A few weeks ago, we found that we could eke out a success at Oak Harbor Lagoon WWTP when running with the Kantha-Clayson closure model. However, the surface velocities still look a bit unrealistic (Fig. 5).


Fig 5. Surface velocities at hour 20 on 2021.02.19 near Oak Harbor Lagoon WWTP. This run was initialized on 2021.02.18 with the Kantha-Clayson closure model, and it did not blow up.


ROMS still blew up at Birch Bay WWTP, even when using the Kantha-Clayson closure model. Thus, there is certainly still room for improvement.

Because Kantha-Clayson has so far been the closest success story we’ve seen, I wanted to try a combination run using Kantha-Clayson and the Akima 4 advection scheme.

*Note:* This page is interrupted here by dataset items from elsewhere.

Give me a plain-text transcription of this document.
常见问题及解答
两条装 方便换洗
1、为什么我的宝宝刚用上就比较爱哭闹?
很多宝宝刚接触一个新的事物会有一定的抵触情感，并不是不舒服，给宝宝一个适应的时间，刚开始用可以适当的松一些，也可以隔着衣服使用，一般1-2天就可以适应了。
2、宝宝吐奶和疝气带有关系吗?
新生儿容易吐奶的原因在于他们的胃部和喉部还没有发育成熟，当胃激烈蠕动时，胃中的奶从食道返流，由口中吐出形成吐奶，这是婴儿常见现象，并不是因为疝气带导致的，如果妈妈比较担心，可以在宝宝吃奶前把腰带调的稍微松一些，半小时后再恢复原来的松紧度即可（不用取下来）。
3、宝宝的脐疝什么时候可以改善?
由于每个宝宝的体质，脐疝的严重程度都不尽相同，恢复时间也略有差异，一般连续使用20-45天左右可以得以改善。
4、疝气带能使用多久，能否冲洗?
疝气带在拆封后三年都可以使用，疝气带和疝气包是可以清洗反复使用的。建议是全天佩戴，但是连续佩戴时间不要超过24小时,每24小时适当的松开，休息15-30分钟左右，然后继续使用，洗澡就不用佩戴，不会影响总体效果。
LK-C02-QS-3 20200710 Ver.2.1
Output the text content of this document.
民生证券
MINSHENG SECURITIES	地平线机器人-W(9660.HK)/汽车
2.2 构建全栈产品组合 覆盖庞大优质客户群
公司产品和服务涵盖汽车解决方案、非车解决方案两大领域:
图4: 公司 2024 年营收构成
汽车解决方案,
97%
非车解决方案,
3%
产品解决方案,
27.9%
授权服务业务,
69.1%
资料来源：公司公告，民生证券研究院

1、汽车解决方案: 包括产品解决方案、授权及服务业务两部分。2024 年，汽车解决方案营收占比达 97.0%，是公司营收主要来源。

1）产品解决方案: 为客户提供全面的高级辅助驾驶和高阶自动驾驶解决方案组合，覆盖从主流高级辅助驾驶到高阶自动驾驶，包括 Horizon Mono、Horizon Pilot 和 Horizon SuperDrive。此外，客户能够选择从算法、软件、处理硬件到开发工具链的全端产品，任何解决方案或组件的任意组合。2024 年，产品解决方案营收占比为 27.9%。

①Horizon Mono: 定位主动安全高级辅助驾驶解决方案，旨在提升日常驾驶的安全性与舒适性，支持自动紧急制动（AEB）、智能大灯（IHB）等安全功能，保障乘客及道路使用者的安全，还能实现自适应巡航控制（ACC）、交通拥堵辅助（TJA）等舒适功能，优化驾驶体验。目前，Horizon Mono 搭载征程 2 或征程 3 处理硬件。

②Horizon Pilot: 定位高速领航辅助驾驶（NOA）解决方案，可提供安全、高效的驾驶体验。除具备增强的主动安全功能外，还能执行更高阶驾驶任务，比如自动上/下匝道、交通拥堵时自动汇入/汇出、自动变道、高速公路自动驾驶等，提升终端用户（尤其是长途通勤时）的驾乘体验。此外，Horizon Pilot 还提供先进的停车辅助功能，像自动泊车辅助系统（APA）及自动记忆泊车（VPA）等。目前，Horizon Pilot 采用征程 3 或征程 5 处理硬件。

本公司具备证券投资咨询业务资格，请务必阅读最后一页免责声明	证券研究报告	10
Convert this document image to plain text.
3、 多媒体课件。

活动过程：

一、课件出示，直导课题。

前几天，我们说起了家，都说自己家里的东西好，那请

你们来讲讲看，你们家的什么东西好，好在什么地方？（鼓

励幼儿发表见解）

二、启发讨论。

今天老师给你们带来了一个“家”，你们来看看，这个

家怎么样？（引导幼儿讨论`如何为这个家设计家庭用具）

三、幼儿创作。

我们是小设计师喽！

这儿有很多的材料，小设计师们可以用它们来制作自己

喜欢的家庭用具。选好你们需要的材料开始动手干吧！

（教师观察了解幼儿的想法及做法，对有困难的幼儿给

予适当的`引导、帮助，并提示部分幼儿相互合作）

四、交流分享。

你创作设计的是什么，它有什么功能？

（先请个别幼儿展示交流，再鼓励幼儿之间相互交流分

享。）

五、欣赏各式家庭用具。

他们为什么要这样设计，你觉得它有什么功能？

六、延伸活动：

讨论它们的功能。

However, this combination run also blew up at Oak Harbor Lagoon WWTP. Surface velocities are shown in Figure 6. Alex mentioned that Kantha-Clayson may simply be suppressing the symptoms of blowup without actually helping the cause of blowup. These new results might be more evidence that Kantha-Clayson isn’t the right solution.


Fig 6. Surface velocities at hour 20 on 2021.02.19 near Oak Harbor Lagoon WWTP. This run was initialized on 2021.02.18 with a combination of the Kantha-Clayson closure model and Akima 4th order advection, and it blew up.


Next Steps: Ramping up WWTP Discharge

Parker had previously recommended that I try to ramp up WWTP discharge (rather than suddenly introducing the full discharge amount on the first day of the year). Perhaps this could help issues at Birch Bay WWTP.

During my EFM talk last week, Morteza also seemed shocked that I haven’t implemented a ramping function.

I’ve finally exhausted most of the suggestions from the ROMS forum, so as a next step I will try to add a ramping function.

I’ll also share my latest results with the ROMS discussion forum and see if they have any other ideas.